I’ve seen people make this with strawberry gelatin and sliced strawberries and it’s just as good, honestly maybe a little more crowd-pleasing with kids who object to raspberry seeds. Cherry gelatin with halved grapes is a thing I tried once at the suggestion of someone I can’t remember, and it was surprisingly good in a retro, 1970s way — which I mean affectionately. A layered version works well if you want to feel slightly ambitious: pour half the mixture in, let it set for about 45 minutes in the fridge, add a layer of berries, then pour the rest on top. It looks like a trifle from the side of the dish and people will genuinely be impressed even though it required almost no additional effort.

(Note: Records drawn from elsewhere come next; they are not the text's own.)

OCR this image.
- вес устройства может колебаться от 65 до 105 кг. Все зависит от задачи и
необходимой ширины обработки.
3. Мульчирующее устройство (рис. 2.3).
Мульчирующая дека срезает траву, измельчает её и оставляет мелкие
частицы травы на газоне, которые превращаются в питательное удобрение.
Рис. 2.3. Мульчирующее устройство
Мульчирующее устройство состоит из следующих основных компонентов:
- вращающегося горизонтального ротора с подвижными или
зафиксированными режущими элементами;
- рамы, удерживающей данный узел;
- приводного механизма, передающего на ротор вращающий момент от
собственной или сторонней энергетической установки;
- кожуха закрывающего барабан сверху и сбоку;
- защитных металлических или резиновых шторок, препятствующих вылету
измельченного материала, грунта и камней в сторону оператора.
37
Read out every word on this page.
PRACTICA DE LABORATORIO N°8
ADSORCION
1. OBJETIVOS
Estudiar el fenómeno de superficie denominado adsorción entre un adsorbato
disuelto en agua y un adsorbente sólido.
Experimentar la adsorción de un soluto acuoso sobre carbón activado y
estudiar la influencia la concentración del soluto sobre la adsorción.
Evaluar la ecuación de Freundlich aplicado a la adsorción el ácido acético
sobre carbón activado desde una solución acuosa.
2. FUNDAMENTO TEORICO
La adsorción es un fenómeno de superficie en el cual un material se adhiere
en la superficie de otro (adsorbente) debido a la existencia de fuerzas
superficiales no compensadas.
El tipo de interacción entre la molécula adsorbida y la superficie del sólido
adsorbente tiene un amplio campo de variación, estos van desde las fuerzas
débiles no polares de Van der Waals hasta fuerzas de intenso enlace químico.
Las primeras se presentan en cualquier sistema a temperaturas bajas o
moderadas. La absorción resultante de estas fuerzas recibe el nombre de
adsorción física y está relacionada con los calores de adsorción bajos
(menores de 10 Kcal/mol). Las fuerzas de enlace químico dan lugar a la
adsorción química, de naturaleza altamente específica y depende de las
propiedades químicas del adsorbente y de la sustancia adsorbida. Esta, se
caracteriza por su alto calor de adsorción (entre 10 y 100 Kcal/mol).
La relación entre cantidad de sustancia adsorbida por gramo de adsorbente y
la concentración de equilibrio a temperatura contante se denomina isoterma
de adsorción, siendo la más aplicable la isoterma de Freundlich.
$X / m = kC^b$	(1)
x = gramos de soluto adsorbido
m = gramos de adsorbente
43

For individual servings, small clear glasses or mason jars work beautifully and are easier to transport if you’re going somewhere. Less scooping, less fuss.

Keeping it:

This holds well in the fridge for about three days, covered. After that it starts to weep a little — the berries release liquid and the edges get a bit soft. Still edible, just not as pretty. It does not freeze; I tried this once out of curiosity and the texture becomes grainy and strange and I wouldn’t recommend it.